Reversibility Experiment: Knowledge Recovery via a Single Steering Direction¶
| Model | Recovery Rate (NLI Rebound) | Cross-lingual Transfer? | Forget Data Needed? |
|---|---|---|---|
| Qwen2.5-7B | \(\approx 50\%\) | Yes | No |
| Gemma2-9B | \(\approx 90\%\) | Yes | No |
Key Findings¶
- Dual Influence of Language Family and Writing System: Even when controlling for writing, EN→RU (same family) is stronger than EN→CH. When controlling for family, EN→TU (same writing) is stronger than EN→CH.
- Asymmetric Transfer: High-coverage languages (EN, CH) are more potent unlearning sources, consistent with the hypothesis that models anchor shared spaces in dominant languages.
- "I don't know" Responses Still Transfer Unlearning: On a TU-tuned model, an EN query might have low base NLI (11%), but unlearning on EN causes a 55% drop in TU queries, validating the shared concept space hypothesis.
- Layer Localization: \(f_{\text{un}}\) and \(f_{\text{ft}}\) hidden states remain closely aligned until the final layers, where the primary divergence occurs.
- Reversibility: A recovery rate of 90% on Gemma suggests that unlearning is almost entirely cosmetic for that model.
Highlights & Insights¶
- First Systematic Multi-lingual Unlearning Map: Disentangles language family, writing system, and coverage into a \(5\times 5\times 5\) matrix.
- Closing the Evidence Loop: Combines per-layer localization, output-side cross-lingual prompting, and inference-time steering to create a robust evidence chain.
- Exposing the "Unlearning Illusion": Demonstrates that knowledge can be recovered cross-lingually via a single inference-time direction without needing the forget data or answer prefixes. This directly challenges the safety claims of current unlearning methods.

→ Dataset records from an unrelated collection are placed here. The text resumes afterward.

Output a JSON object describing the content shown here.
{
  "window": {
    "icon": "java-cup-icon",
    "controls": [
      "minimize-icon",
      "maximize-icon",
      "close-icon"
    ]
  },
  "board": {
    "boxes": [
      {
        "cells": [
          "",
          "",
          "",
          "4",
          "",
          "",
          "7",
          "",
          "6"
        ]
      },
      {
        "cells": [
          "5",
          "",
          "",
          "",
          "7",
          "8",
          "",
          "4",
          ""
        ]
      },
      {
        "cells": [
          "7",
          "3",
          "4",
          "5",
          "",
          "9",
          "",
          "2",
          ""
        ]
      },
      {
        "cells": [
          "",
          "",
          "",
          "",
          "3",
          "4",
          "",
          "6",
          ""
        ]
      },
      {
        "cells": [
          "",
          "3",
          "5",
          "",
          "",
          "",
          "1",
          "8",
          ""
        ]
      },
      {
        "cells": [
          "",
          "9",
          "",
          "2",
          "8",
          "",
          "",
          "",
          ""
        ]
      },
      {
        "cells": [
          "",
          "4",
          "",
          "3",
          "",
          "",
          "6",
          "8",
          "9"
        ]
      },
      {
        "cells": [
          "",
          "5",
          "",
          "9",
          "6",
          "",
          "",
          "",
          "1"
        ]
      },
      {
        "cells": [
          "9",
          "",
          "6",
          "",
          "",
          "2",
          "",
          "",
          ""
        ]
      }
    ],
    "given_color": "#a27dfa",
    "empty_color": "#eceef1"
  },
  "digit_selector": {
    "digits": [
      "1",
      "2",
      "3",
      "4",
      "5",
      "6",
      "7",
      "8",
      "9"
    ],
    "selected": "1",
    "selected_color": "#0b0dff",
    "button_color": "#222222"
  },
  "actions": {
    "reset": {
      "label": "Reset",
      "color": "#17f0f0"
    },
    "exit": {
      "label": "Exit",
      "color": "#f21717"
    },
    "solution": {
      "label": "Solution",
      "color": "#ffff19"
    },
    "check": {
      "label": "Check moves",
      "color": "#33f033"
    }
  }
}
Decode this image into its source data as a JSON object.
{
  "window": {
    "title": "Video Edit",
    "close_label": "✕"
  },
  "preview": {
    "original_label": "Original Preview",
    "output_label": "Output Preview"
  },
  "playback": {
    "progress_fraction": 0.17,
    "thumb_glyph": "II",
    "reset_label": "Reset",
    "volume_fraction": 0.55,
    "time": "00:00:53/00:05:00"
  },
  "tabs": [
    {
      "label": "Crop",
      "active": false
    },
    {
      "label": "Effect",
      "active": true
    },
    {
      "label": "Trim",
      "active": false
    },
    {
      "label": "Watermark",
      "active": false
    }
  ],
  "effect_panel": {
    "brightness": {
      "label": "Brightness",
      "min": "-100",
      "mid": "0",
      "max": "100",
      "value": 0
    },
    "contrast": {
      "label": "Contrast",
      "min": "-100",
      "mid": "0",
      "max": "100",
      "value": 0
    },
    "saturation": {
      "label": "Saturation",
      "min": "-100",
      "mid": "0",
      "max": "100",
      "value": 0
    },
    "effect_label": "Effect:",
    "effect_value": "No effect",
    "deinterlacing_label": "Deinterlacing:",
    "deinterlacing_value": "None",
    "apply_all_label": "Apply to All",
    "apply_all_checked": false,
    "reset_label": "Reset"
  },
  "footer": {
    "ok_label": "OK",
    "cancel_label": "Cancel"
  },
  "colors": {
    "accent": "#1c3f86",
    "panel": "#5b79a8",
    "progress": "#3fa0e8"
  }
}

- Methodological Significance of NLI: Avoids the distortion of lexical overlap in multilingual settings, providing a better framework for future generative evaluations.
Limitations & Future Work¶
- Scope of Tasks: Only tested on synthetic TOFU biographical knowledge; results might differ for sensitive facts, PII, or copyrighted text.
- Methodological Scope: Focuses on fine-tuning-based methods (DPO/GA/NPO) and does not yet cover representation misdirection (e.g., RMU) or localization-based editing (e.g., ROME).
- Language Sampling: 5 languages are a limited sample; low-resource languages (e.g., Southeast Asian or African dialects) might show different transfer patterns.
- Model Disparity: The difference in recovery between Qwen (50%) and Gemma (90%) is not fully explained and may relate to pre-training data ratios or alignment processes.
Related Work & Insights¶
- vs. Monolingual Unlearning: This work indicates that transfer is uneven and that alignment attacks are more dangerous in multilingual contexts.
- vs. Suppression Hypotheses (e.g., Hu et al. 2025): Upgrades monolingual empirical observations to multilingual mechanistic and reversible evidence.
- vs. Shared Semantic Space Theories: Utilizes existing representation theories as tools for safety analysis.
- vs. Steering for Concept Retrieval: Unlike prior work requiring broad priors, this paper uses the difference between fine-tuned and unlearned representations to construct more generalizable directions.
Rating¶
- Novelty: ⭐⭐⭐⭐⭐ Disentangles three factors of transfer and provides strong reversibility evidence via single-direction steering.
- Experimental Thoroughness: ⭐⭐⭐⭐⭐ Multiple models, languages, and unlearning objectives with cross-validation from NLI, layer analysis, and steering.
- Writing Quality: ⭐⭐⭐⭐ Clear notation, though the color coding of the \(5\times 5\times 5\) matrix is complex for static reading.
- Value: ⭐⭐⭐⭐⭐ Directly challenges unlearning safety claims; essential for compliance and defense research.